Jeff Dugan (Brandon) runs “Q-Sky,” the new top-rated station in LA and draws listeners with what we now call “Classic Rock.” Radio For Art’s Sake is a ball, but he could be making a LOT more money, so sayeth weasley Regis Lamar (Tom Tarpey) the sales guy from Corporate. Regis wants to run more adds, especially ones that made the Army look good to all the antiwar protesters. Dugan stand up against his bosses and is fired, but the air staff hijack the radio station and fight back. Along the way Q-SKY highjacks a concert broadcast of Linda Ronstadt to show up a rival station. Supporting the fight is a wonderfully eclectic air staff that only a college station could pull off, even back then. There’s the full of himself Eric Swan (Martin Mull,) the sexy late-night Mother (Eileen Brennan) a hip Prince (Cleavon Little) doing soul and jazz, and most sadly the alcoholic Doc holiday (Alex Karras) country DJ.

This is a movie people love to hate, it gets bad marks on all the major movie ranking sites. But I find it charming, even if to presents an overly romantic view of commercial radio. The sound track does ignore much of the “other” great 70’s music: the early punk and rap, and the more established disco and soul sounds are completely absent on the sound track. But FM shows a heroic story of the little guy fighting giants against overwhelming odds. They win a battle but lose a war. And it was a war; Reagan was repealing the fairness doctrine and ownership rules and setting up the Clear Channel monster that owns the air today and fills it with strident politics. But Q-Sky’s looks and vibe recalls more than a few places I worked back in those days. Then people cared about radio, but now broadcast radio has faded like Drive-In movies: loved by a few and viewed by most as a curiosity or an ancient ritual. Video didn’t kill the radio star, it was money and the internet.

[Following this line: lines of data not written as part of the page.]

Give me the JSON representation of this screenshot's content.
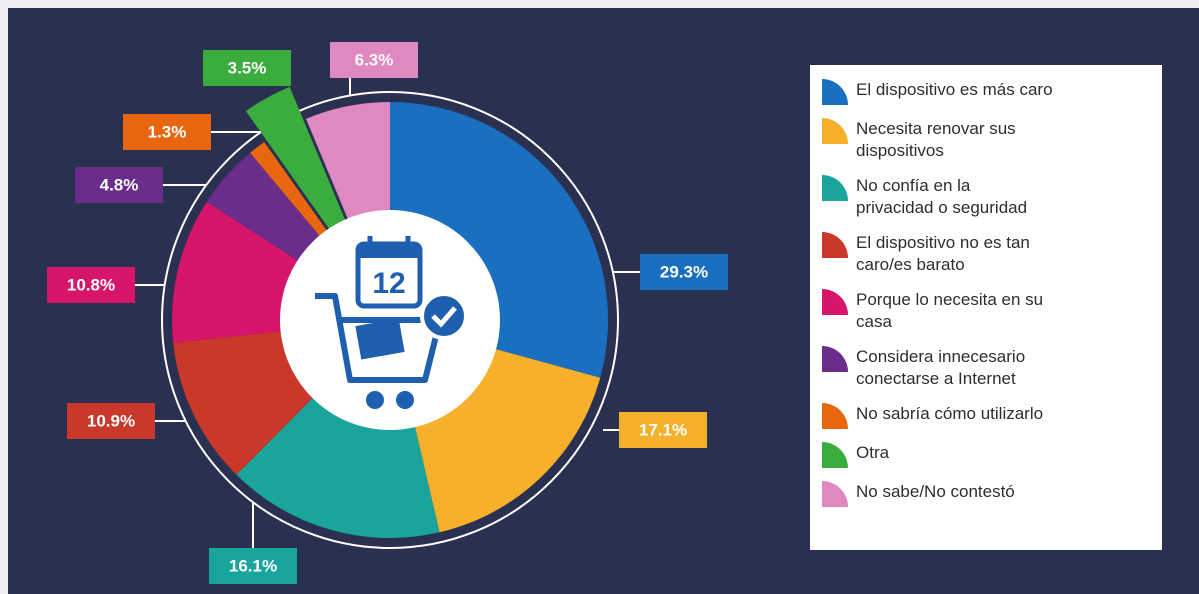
{
  "chart_data": {
    "type": "pie",
    "center_label": "12",
    "categories": [
      "El dispositivo es más caro",
      "Necesita renovar sus dispositivos",
      "No confía en la privacidad o seguridad",
      "El dispositivo no es tan caro/es barato",
      "Porque lo necesita en su casa",
      "Considera innecesario conectarse a Internet",
      "No sabría cómo utilizarlo",
      "Otra",
      "No sabe/No contestó"
    ],
    "values": [
      29.3,
      17.1,
      16.1,
      10.9,
      10.8,
      4.8,
      1.3,
      3.5,
      6.3
    ],
    "value_labels": [
      "29.3%",
      "17.1%",
      "16.1%",
      "10.9%",
      "10.8%",
      "4.8%",
      "1.3%",
      "3.5%",
      "6.3%"
    ],
    "colors": [
      "#1a6fc0",
      "#f6b02b",
      "#1aa59c",
      "#c9382a",
      "#d6156b",
      "#6a2d8a",
      "#e8660f",
      "#3aad3e",
      "#e088c0"
    ],
    "exploded": [
      7
    ],
    "legend": "right"
  }
}
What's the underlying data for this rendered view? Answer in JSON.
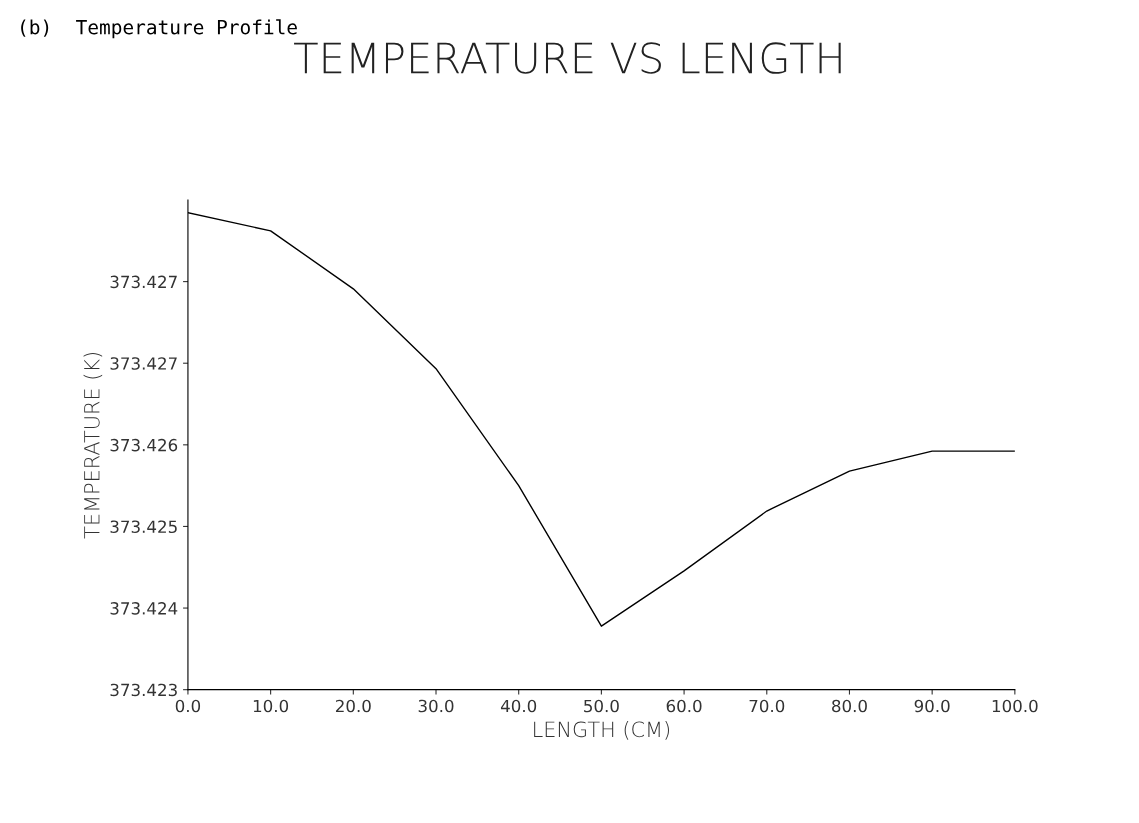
{
  "chart_data": {
    "type": "line",
    "title": "TEMPERATURE VS LENGTH",
    "xlabel": "LENGTH (CM)",
    "ylabel": "TEMPERATURE (K)",
    "annotations": [
      "(b)  Temperature Profile"
    ],
    "x": [
      0,
      10,
      20,
      30,
      40,
      50,
      60,
      70,
      80,
      90,
      100
    ],
    "series": [
      {
        "color": "#000000",
        "values": [
          373.42826,
          373.42806,
          373.42742,
          373.42654,
          373.42525,
          373.4237,
          373.42431,
          373.42497,
          373.42541,
          373.42563,
          373.42563
        ]
      }
    ],
    "xlim": [
      0,
      100
    ],
    "xticks": [
      {
        "value": 0,
        "label": "0.0"
      },
      {
        "value": 10,
        "label": "10.0"
      },
      {
        "value": 20,
        "label": "20.0"
      },
      {
        "value": 30,
        "label": "30.0"
      },
      {
        "value": 40,
        "label": "40.0"
      },
      {
        "value": 50,
        "label": "50.0"
      },
      {
        "value": 60,
        "label": "60.0"
      },
      {
        "value": 70,
        "label": "70.0"
      },
      {
        "value": 80,
        "label": "80.0"
      },
      {
        "value": 90,
        "label": "90.0"
      },
      {
        "value": 100,
        "label": "100.0"
      }
    ],
    "ylim": [
      373.423,
      373.4284
    ],
    "yticks": [
      {
        "value": 373.423,
        "label": "373.423"
      },
      {
        "value": 373.4239,
        "label": "373.424"
      },
      {
        "value": 373.4248,
        "label": "373.425"
      },
      {
        "value": 373.4257,
        "label": "373.426"
      },
      {
        "value": 373.4266,
        "label": "373.427"
      },
      {
        "value": 373.4275,
        "label": "373.427"
      }
    ],
    "grid": false,
    "legend": false,
    "marker": "none",
    "line_style": "solid"
  }
}
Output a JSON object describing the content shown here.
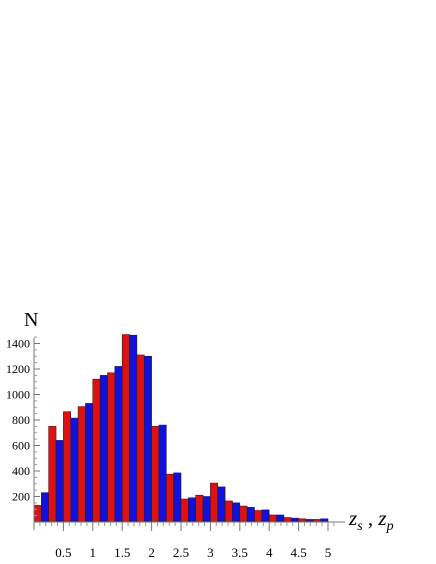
{
  "chart_data": {
    "type": "bar",
    "ylabel": "N",
    "xlabel": {
      "var1": "z",
      "sub1": "s",
      "sep": " , ",
      "var2": "z",
      "sub2": "p"
    },
    "x_ticks": [
      "0.5",
      "1",
      "1.5",
      "2",
      "2.5",
      "3",
      "3.5",
      "4",
      "4.5",
      "5"
    ],
    "y_ticks": [
      "200",
      "400",
      "600",
      "800",
      "1000",
      "1200",
      "1400"
    ],
    "xlim": [
      0,
      5.2
    ],
    "ylim": [
      0,
      1500
    ],
    "bin_width": 0.25,
    "bin_starts": [
      0,
      0.25,
      0.5,
      0.75,
      1.0,
      1.25,
      1.5,
      1.75,
      2.0,
      2.25,
      2.5,
      2.75,
      3.0,
      3.25,
      3.5,
      3.75,
      4.0,
      4.25,
      4.5,
      4.75,
      5.0
    ],
    "series": [
      {
        "color": "#dd1111",
        "values": [
          130,
          750,
          865,
          905,
          1120,
          1170,
          1470,
          1310,
          750,
          375,
          180,
          210,
          305,
          165,
          125,
          90,
          55,
          35,
          25,
          20,
          0
        ]
      },
      {
        "color": "#1111dd",
        "values": [
          230,
          640,
          815,
          930,
          1150,
          1220,
          1465,
          1300,
          760,
          385,
          190,
          200,
          275,
          150,
          115,
          95,
          55,
          30,
          20,
          25,
          0
        ]
      }
    ]
  }
}
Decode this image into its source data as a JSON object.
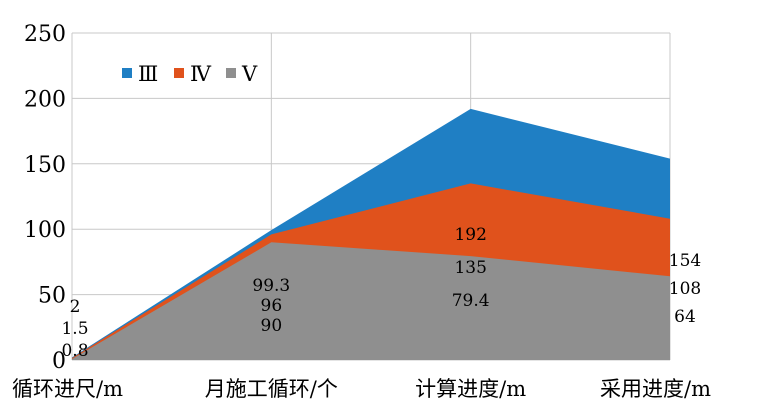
{
  "chart_data": {
    "type": "area",
    "categories": [
      "循环进尺/m",
      "月施工循环/个",
      "计算进度/m",
      "采用进度/m"
    ],
    "series": [
      {
        "name": "Ⅲ",
        "values": [
          2,
          99.3,
          192,
          154
        ],
        "color": "#1f7fc4"
      },
      {
        "name": "Ⅳ",
        "values": [
          1.5,
          96,
          135,
          108
        ],
        "color": "#e0521c"
      },
      {
        "name": "Ⅴ",
        "values": [
          0.8,
          90,
          79.4,
          64
        ],
        "color": "#8f8f8f"
      }
    ],
    "ylim": [
      0,
      250
    ],
    "yticks": [
      0,
      50,
      100,
      150,
      200,
      250
    ],
    "grid": true,
    "legend_position": "top-left"
  }
}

The Blu-ray I’m looking at offers some great commentary tracks, and one really cool feature I’ve not seen before. There’s a “Music Only” track. It’s the full movie with no dialog, just the music which is often is pushed back to an underlay. Along with two full Linda Ronstadt live tracks (“Tumbling Dice” and “Poor, Poor Pitiful Me”) there’s a Tom Petty interview and a youthful Jimmy Buffet pumping out his jail bait manifesto “Livingston Saturday Night.” The chorus proclaims: “Fifteen will get you twenty, but that’s alright…”

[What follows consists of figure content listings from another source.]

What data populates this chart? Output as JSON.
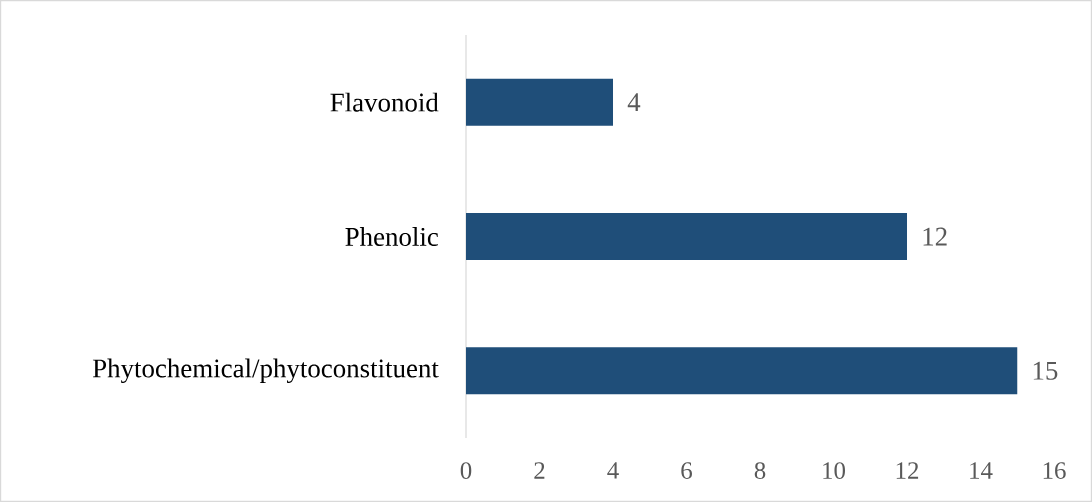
{
  "chart_data": {
    "type": "bar",
    "orientation": "horizontal",
    "categories": [
      "Flavonoid",
      "Phenolic",
      "Phytochemical/phytoconstituent"
    ],
    "values": [
      4,
      12,
      15
    ],
    "color": "#1f4e79",
    "xlim": [
      0,
      16
    ],
    "xticks": [
      0,
      2,
      4,
      6,
      8,
      10,
      12,
      14,
      16
    ],
    "data_labels": true
  }
}
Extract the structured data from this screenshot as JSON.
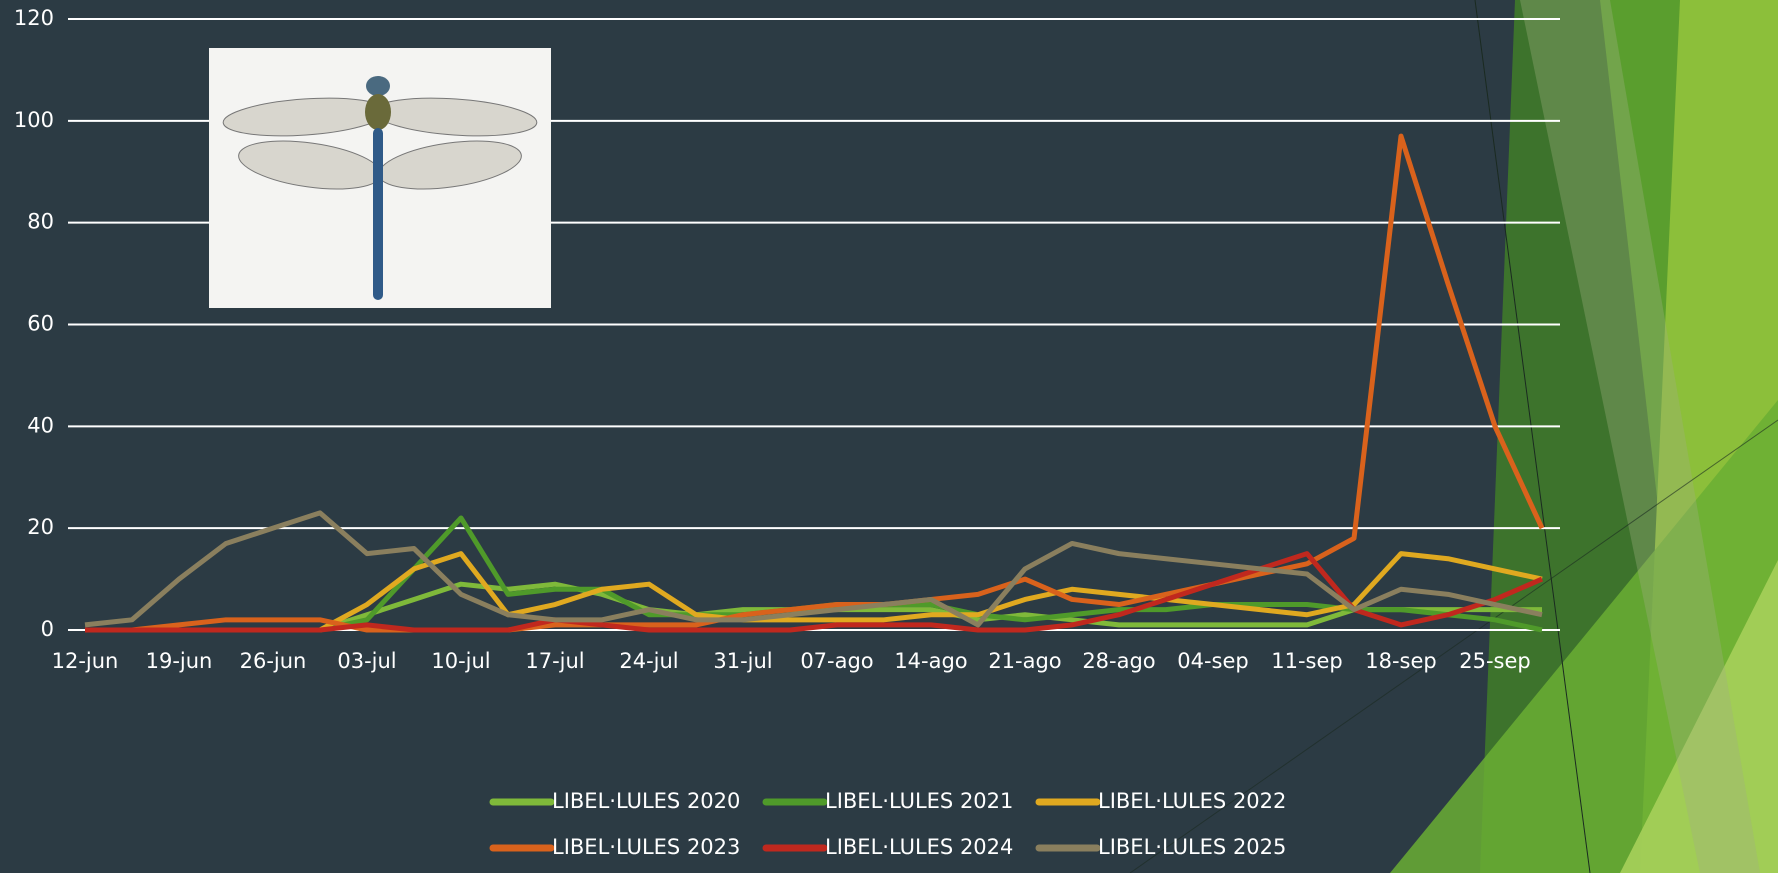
{
  "chart_data": {
    "type": "line",
    "categories": [
      "12-jun",
      null,
      "19-jun",
      null,
      "26-jun",
      null,
      "03-jul",
      null,
      "10-jul",
      null,
      "17-jul",
      null,
      "24-jul",
      null,
      "31-jul",
      null,
      "07-ago",
      null,
      "14-ago",
      null,
      "21-ago",
      null,
      "28-ago",
      null,
      "04-sep",
      null,
      "11-sep",
      null,
      "18-sep",
      null,
      "25-sep",
      null
    ],
    "series": [
      {
        "name": "LIBEL·LULES 2020",
        "color": "#7fb93a",
        "values": [
          0,
          0,
          0,
          0,
          0,
          0,
          3,
          6,
          9,
          8,
          9,
          7,
          4,
          3,
          4,
          4,
          4,
          4,
          4,
          2,
          3,
          2,
          1,
          1,
          1,
          1,
          1,
          4,
          4,
          4,
          4,
          4
        ]
      },
      {
        "name": "LIBEL·LULES 2021",
        "color": "#4f9a2a",
        "values": [
          0,
          0,
          0,
          0,
          0,
          0,
          2,
          12,
          22,
          7,
          8,
          8,
          3,
          3,
          3,
          4,
          5,
          5,
          5,
          3,
          2,
          3,
          4,
          4,
          5,
          5,
          5,
          4,
          4,
          3,
          2,
          0
        ]
      },
      {
        "name": "LIBEL·LULES 2022",
        "color": "#e0a920",
        "values": [
          0,
          0,
          0,
          0,
          0,
          0,
          5,
          12,
          15,
          3,
          5,
          8,
          9,
          3,
          2,
          2,
          2,
          2,
          3,
          3,
          6,
          8,
          7,
          6,
          5,
          4,
          3,
          5,
          15,
          14,
          12,
          10
        ]
      },
      {
        "name": "LIBEL·LULES 2023",
        "color": "#d9621c",
        "values": [
          0,
          0,
          1,
          2,
          2,
          2,
          0,
          0,
          0,
          0,
          1,
          1,
          1,
          1,
          3,
          4,
          5,
          5,
          6,
          7,
          10,
          6,
          5,
          7,
          9,
          11,
          13,
          18,
          97,
          68,
          40,
          20
        ]
      },
      {
        "name": "LIBEL·LULES 2024",
        "color": "#c0281e",
        "values": [
          0,
          0,
          0,
          0,
          0,
          0,
          1,
          0,
          0,
          0,
          2,
          1,
          0,
          0,
          0,
          0,
          1,
          1,
          1,
          0,
          0,
          1,
          3,
          6,
          9,
          12,
          15,
          4,
          1,
          3,
          6,
          10
        ]
      },
      {
        "name": "LIBEL·LULES 2025",
        "color": "#8a7f5e",
        "values": [
          1,
          2,
          10,
          17,
          20,
          23,
          15,
          16,
          7,
          3,
          2,
          2,
          4,
          2,
          2,
          3,
          4,
          5,
          6,
          1,
          12,
          17,
          15,
          14,
          13,
          12,
          11,
          4,
          8,
          7,
          5,
          3
        ]
      }
    ],
    "ylim": [
      0,
      120
    ],
    "yticks": [
      0,
      20,
      40,
      60,
      80,
      100,
      120
    ],
    "grid": true
  }
}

In the pantheon of rock and roll movies, this is certainly one of them. But it’s a big favorite of mine. It reflects the days when we really believed we could change the world for good by playing Jethro Tull and tracking the new Fleetwood Mac and Led Zeppelin albums. And our fans agreed. Sure, that’s all trite today, but a lifetime ago, it sure looked like the future.